All my life, I have been in motion—driven, determined, always striving. On the surface, it looked like ambition. In reality, it was survival. I was chasing something I could never quite grasp: a sense of being worthy, of being loved as I was.
It began in childhood. My father wasn’t cruel, but he wasn’t there—not emotionally. He was distant, unengaged, a ghost in the room. I tried everything to make him notice me. If I was perfect, maybe he’d see me. If I was exceptional, maybe he’d love me. I learned early that attention was earned, not given. And so began my relentless pursuit of achievement—not out of desire, but out of desperation.
My mother, on the other hand, was a warrior. She returned to school when I was in fourth grade, working nights, earning her degrees. Her resilience inspired me. We mapped out my path to becoming a physician together. It was more than a career. It was a lifeline. A promise that I could build a different life—one where I mattered.
I excelled in school, pushed myself through college in three years while working up to 30 hours a week. But beneath the achievements was a girl still waiting to feel enough. I struggled silently. A C in chemistry shattered me. Mediocre MCAT scores made me feel like a fraud. Rejections from med schools echoed the old message: you are not enough.
Still, I persisted. I worked as a medical technician, reapplied, and got in. That first exam in medical school nearly broke me—I panicked, convinced I had failed. But then I learned I’d actually earned an A. The test was curved. I was near the top of the class.
For a moment, I allowed myself to believe: maybe I was capable. Maybe I did belong.
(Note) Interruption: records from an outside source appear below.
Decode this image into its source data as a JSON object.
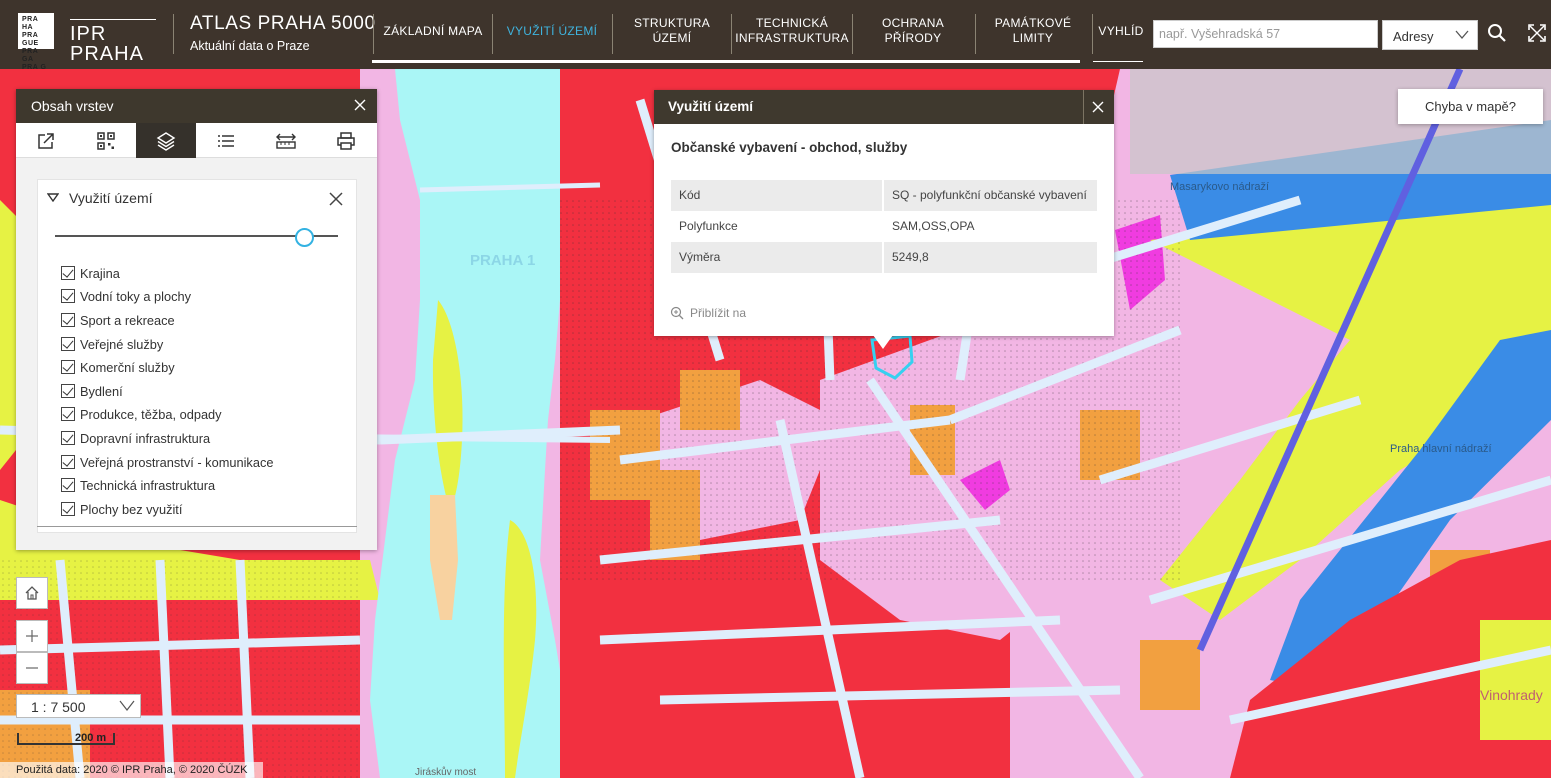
{
  "header": {
    "logo_box": "PRA HA PRA GUE PRA GA PRA G",
    "logo_text": "IPR PRAHA",
    "title": "ATLAS PRAHA 5000",
    "subtitle": "Aktuální data o Praze",
    "nav": [
      {
        "label": "ZÁKLADNÍ MAPA",
        "active": false
      },
      {
        "label": "VYUŽITÍ ÚZEMÍ",
        "active": true
      },
      {
        "label": "STRUKTURA ÚZEMÍ",
        "active": false
      },
      {
        "label": "TECHNICKÁ INFRASTRUKTURA",
        "active": false
      },
      {
        "label": "OCHRANA PŘÍRODY",
        "active": false
      },
      {
        "label": "PAMÁTKOVÉ LIMITY",
        "active": false
      },
      {
        "label": "VYHLÍD",
        "active": false
      }
    ],
    "search_placeholder": "např. Vyšehradská 57",
    "search_type": "Adresy",
    "accent_color": "#3fb3de"
  },
  "layers_panel": {
    "title": "Obsah vrstev",
    "tools": [
      "share-icon",
      "qr-code-icon",
      "layers-icon",
      "legend-list-icon",
      "measure-icon",
      "print-icon"
    ],
    "active_tool": "layers-icon",
    "group_title": "Využití území",
    "opacity_percent": 88,
    "layers": [
      {
        "label": "Krajina",
        "checked": true
      },
      {
        "label": "Vodní toky a plochy",
        "checked": true
      },
      {
        "label": "Sport a rekreace",
        "checked": true
      },
      {
        "label": "Veřejné služby",
        "checked": true
      },
      {
        "label": "Komerční služby",
        "checked": true
      },
      {
        "label": "Bydlení",
        "checked": true
      },
      {
        "label": "Produkce, těžba, odpady",
        "checked": true
      },
      {
        "label": "Dopravní infrastruktura",
        "checked": true
      },
      {
        "label": "Veřejná prostranství - komunikace",
        "checked": true
      },
      {
        "label": "Technická infrastruktura",
        "checked": true
      },
      {
        "label": "Plochy bez využití",
        "checked": true
      }
    ]
  },
  "popup": {
    "title": "Využití území",
    "feature_title": "Občanské vybavení - obchod, služby",
    "attributes": [
      {
        "key": "Kód",
        "value": "SQ - polyfunkční občanské vybavení"
      },
      {
        "key": "Polyfunkce",
        "value": "SAM,OSS,OPA"
      },
      {
        "key": "Výměra",
        "value": "5249,8"
      }
    ],
    "zoom_to_label": "Přiblížit na"
  },
  "map": {
    "report_error_label": "Chyba v mapě?",
    "scale": "1 : 7 500",
    "scalebar_label": "200 m",
    "attribution": "Použitá data: 2020 © IPR Praha, © 2020 ČÚZK",
    "labels": [
      "PRAHA 1",
      "Praha hlavní nádraží",
      "Vinohrady",
      "Masarykovo nádraží",
      "Jiráskův most"
    ],
    "colors": {
      "water": "#aaf6f6",
      "residential": "#f23040",
      "commercial": "#f2b6e4",
      "public_services": "#f2a040",
      "roads": "#ffffff",
      "greenery": "#e6f244",
      "transport": "#c8c8c8",
      "railway": "#3a8ce6"
    }
  }
}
But those deep grooves of self-doubt are hard to unlearn. And that’s the thing about childhood emotional neglect—it doesn’t disappear when you achieve. It waits in the shadows. It distorts your compass. It sets you up to mistake familiarity for love.
That’s how I ended up marrying someone who felt like home. Not the warm, safe kind of home. But the one I knew. The emotional unavailability. The conditional affection. The subtle devaluing that felt eerily familiar.
He didn’t hit me. He yelled. He lied. He had explosive unpredictable anger. And he didn’t protect me. He let his mother walk through our boundaries like they didn’t exist. He watched me be erased from family photos. He stood by while I was isolated, dismissed, diminished. Over and over again.
And I stayed—because somewhere deep inside, I believed that was love. Because I was taught that love meant earning your place. That being cared for meant being perfect. That being good enough meant being good always.
This is how the cycle continues.
Not because we’re weak. But because we’re wired to return to the love we knew, even if it wounded us.
Breaking that cycle takes more than courage. It takes awareness. It takes grief. It takes looking at the little girl inside and whispering to her: You don’t have to earn love anymore. You already are enough.